Mordprozess vor dem Potsdamer Landgericht: Die Frühere Chefin des Unglücksfahrers glaubt nicht an einen zufälligen Unfall. Ein Angeklagter sprach von Selbstmordabsichten des ehemaligen Intensiv-Pflegers. Aber wollte seine Frau auch sterben?

Potsdam/Stahnsdorf - Für Elena U. steht zweifelsfrei fest: „Ein Unfall war es nicht.“ Die Leiterin eines Brandenburger Pflegedienstes ist überzeugt, dass ihr ehemaliger Intensiv-Pfleger Michael A. am ersten Weihnachtstag 2015 seinen Wagen auf der Landesstraße L77 zwischen Güterfelde und Saarmund absichtlich gegen einen Baum lenkte. Während seine neben ihm sitzende Ehefrau starb, kam er schwer verletzt in ein Krankenhaus.
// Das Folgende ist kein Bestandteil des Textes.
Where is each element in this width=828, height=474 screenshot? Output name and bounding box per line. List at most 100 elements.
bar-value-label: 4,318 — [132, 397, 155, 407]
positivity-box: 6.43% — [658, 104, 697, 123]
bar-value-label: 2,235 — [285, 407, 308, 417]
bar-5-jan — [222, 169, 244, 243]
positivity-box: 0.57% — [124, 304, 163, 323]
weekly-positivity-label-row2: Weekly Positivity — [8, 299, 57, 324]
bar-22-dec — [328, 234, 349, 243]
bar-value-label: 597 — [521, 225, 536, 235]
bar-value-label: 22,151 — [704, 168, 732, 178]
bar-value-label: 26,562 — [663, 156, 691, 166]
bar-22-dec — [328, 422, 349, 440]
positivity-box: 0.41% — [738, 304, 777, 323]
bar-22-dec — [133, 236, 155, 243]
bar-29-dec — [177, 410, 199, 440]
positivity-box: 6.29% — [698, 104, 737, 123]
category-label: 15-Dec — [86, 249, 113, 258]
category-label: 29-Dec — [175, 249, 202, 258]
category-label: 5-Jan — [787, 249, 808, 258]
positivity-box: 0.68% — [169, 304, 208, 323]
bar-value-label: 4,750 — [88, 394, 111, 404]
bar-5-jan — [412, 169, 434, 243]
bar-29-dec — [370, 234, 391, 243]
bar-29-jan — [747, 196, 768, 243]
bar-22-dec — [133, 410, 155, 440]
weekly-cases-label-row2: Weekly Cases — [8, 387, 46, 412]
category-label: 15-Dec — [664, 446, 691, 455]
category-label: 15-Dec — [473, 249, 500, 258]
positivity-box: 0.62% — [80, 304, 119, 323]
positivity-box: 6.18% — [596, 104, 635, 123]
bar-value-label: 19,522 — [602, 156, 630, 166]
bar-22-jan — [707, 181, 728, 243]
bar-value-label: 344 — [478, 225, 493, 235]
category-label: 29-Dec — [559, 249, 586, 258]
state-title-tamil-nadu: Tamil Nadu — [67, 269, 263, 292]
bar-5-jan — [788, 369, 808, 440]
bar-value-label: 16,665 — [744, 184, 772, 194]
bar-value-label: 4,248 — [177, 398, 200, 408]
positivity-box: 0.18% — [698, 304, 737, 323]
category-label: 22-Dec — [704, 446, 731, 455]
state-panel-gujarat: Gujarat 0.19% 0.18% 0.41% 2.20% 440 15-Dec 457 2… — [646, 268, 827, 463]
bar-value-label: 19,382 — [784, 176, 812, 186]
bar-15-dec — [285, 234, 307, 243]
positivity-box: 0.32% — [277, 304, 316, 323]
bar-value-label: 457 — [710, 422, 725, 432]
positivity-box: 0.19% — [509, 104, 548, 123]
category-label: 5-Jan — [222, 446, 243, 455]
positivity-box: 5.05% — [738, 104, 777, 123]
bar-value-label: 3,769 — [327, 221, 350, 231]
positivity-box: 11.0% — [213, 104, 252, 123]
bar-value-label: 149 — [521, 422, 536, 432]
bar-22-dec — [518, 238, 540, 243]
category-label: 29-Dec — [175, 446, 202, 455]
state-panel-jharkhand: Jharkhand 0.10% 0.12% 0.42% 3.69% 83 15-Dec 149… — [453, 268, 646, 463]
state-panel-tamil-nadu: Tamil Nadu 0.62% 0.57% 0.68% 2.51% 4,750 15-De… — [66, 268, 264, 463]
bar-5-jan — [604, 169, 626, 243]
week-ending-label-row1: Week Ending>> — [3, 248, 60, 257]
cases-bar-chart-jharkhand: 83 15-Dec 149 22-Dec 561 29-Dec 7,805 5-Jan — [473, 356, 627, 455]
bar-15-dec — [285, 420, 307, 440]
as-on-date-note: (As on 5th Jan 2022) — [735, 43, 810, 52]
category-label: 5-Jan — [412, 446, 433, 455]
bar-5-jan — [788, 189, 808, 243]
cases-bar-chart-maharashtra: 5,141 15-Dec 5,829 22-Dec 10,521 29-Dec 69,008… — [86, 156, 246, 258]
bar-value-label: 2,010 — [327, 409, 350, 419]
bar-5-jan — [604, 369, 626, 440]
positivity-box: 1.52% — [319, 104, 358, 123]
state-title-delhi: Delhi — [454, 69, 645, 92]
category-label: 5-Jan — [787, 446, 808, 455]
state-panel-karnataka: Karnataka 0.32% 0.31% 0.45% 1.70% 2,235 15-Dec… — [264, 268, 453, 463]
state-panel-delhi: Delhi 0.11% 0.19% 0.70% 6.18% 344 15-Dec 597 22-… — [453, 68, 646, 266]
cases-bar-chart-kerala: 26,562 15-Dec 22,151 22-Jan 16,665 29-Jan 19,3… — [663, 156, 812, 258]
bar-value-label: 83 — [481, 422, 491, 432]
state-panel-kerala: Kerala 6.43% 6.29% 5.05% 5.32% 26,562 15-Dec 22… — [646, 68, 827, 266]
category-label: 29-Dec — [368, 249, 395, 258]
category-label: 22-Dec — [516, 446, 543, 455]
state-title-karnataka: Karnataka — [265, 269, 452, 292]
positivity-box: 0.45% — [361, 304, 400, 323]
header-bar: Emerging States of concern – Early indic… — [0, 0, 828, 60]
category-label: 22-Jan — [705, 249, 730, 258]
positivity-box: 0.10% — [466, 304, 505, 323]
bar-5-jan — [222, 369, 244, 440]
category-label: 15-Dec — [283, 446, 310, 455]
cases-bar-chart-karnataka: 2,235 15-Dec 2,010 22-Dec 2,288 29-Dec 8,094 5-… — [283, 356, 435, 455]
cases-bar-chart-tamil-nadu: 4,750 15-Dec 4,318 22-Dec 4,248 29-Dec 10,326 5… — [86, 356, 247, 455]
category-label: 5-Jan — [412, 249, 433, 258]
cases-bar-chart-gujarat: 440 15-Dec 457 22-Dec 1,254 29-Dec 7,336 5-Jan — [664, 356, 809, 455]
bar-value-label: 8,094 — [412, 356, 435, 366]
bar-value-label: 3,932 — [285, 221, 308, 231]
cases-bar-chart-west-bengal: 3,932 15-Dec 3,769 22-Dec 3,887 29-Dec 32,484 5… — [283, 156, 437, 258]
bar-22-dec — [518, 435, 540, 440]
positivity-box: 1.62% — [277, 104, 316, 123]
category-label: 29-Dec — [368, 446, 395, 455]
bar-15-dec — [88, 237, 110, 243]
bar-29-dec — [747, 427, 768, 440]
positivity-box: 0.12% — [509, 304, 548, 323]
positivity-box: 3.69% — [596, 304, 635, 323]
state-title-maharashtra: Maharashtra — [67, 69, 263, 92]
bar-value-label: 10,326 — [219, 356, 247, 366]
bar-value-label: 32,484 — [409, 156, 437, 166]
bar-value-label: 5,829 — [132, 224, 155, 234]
Zwei Jahre vor der mutmaßlichen Amokfahrt soll Michael A. seiner damaligen Chefin von Suizidabsichten erzählt haben, erklärte diese am gestrigen Dienstag vor der Ersten Großen Strafkammer des Potsdamer Landgerichts. Dort muss sich der 63-Jährige seit Ende Dezember wegen des mutmaßlichen Mordes an seiner damals 57-jährigen Ehefrau Anna A. verantworten. Denn auch die Staatsanwaltschaft geht nicht von einem gewöhnlichen Unfall aus.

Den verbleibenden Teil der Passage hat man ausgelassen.